At first glance, this seems like it could involve a brute-force check of every possible square at every possible position, but that would be far too slow for large matrices.
The Intuition: Fast Submatrix Sums
When I first looked at this problem, I immediately thought of 2D prefix sums. This is the classic technique for computing the sum of any rectangular subregion of a matrix in O(1) time, once you have done O(m * n) preprocessing.
The prefix sum dp[i][j] stores the sum of all elements in the rectangle from (0, 0) to (i-1, j-1). Using inclusion-exclusion, the sum of any rectangle can be computed as:
sum(r1, c1, r2, c2) = dp[r2][c2] - dp[r1][c2] - dp[r2][c1] + dp[r1][c1]
So checking whether a given square fits within the threshold becomes a constant-time operation. The question then becomes: how do we find the maximum side length efficiently?
The Key: Incremental Growth Instead of Binary Search
The typical approach would be to build the prefix sum table and then binary search on the side length. But there is a more elegant observation: as we scan the matrix from top-left to bottom-right, we only need to check whether the current best answer can be incremented by 1.
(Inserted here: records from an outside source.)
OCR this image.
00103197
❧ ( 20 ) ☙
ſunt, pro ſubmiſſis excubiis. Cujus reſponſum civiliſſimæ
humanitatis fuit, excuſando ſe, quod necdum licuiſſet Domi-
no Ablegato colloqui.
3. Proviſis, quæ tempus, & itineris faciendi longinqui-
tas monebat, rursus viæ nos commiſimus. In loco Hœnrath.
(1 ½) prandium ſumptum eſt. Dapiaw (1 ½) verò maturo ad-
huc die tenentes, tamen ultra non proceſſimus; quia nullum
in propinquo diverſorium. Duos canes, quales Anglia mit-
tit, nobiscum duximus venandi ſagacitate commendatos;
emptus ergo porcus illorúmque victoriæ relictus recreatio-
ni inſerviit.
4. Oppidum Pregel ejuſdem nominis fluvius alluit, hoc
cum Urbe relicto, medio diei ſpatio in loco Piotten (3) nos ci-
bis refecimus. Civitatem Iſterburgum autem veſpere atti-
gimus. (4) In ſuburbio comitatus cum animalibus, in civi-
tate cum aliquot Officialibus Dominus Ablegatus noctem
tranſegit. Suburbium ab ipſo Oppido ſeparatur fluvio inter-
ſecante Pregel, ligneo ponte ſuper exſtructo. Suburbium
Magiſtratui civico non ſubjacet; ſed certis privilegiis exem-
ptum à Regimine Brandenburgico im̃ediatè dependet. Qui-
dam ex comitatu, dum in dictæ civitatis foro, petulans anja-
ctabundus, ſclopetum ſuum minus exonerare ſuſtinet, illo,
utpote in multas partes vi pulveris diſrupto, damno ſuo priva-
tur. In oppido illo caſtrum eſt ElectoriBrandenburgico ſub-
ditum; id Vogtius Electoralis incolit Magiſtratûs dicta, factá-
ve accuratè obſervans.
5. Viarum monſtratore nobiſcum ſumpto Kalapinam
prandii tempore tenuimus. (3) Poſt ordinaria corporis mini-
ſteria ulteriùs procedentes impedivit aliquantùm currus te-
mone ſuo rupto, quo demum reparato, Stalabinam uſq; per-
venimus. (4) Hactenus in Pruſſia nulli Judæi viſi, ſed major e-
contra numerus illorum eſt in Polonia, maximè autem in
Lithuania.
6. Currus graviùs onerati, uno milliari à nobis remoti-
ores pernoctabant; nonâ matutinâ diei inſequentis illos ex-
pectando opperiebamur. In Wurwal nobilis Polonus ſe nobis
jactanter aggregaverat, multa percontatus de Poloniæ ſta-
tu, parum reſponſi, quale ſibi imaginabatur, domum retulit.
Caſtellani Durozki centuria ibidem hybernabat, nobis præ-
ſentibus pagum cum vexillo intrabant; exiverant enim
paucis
Think about it this way: if we have already found a valid square of side k, the next interesting question is whether a square of side k + 1 exists. We do not need to re-check smaller sizes. As we visit each cell (i, j), we compute the prefix sum and then check if a square of side max_len + 1 ending at (i, j) has a sum within the threshold. If it does, we increment max_len.
This works because if a valid square of side k + 1 exists anywhere in the matrix, we will encounter its bottom-right corner during our scan, and at that point max_len will be at least k (since the square of side k was already found), so we will test and accept k + 1.
The Algorithm
- Create a prefix sum table
dpof size(m+1) x (n+1), initialized to zero. - Initialize
max_len = 0. - For each cell
(i, j)from(1, 1)to(m, n):- Compute
dp[i][j] = mat[i-1][j-1] + dp[i-1][j] + dp[i][j-1] - dp[i-1][j-1]. - Let
current_len = max_len + 1. - If
i >= current_lenandj >= current_len(the square fits), compute the sum of the square of sidecurrent_lenending at(i, j). - If that sum is within the threshold, increment
max_len.
- Compute
- Return
max_len.
The beauty of this approach is that we never check more than one candidate side length per cell, so the entire algorithm runs in O(m * n) time.
Implementation in Rust
impl Solution {
pub fn max_side_length(mat: Vec<Vec<i32>>, threshold: i32) -> i32 {
let m = mat.len();
let n = mat[0].len();
let mut dp = vec![vec![0; n + 1]; m + 1];
let mut max_len = 0;
for i in 1..=m {
for j in 1..=n {
dp[i][j] = mat[i - 1][j - 1] + dp[i - 1][j] + dp[i][j - 1] - dp[i - 1][j - 1];
let current_len = max_len + 1;
if i >= current_len && j >= current_len {
let sum = dp[i][j] - dp[i - current_len][j] - dp[i][j - current_len]
+ dp[i - current_len][j - current_len];
if sum <= threshold {
max_len += 1;
}
}
}
}
max_len as i32
}
}
Conclusion
This problem is a great example of how prefix sums can transform a seemingly expensive search into a linear scan. The clever insight is that we do not need to binary search over the side length at all. By only ever asking “can I do one better?”, we reduce the problem to a single pass through the matrix. It is one of those solutions that feels almost too simple once you see it, but getting there requires recognizing that the answer can only grow by one at a time.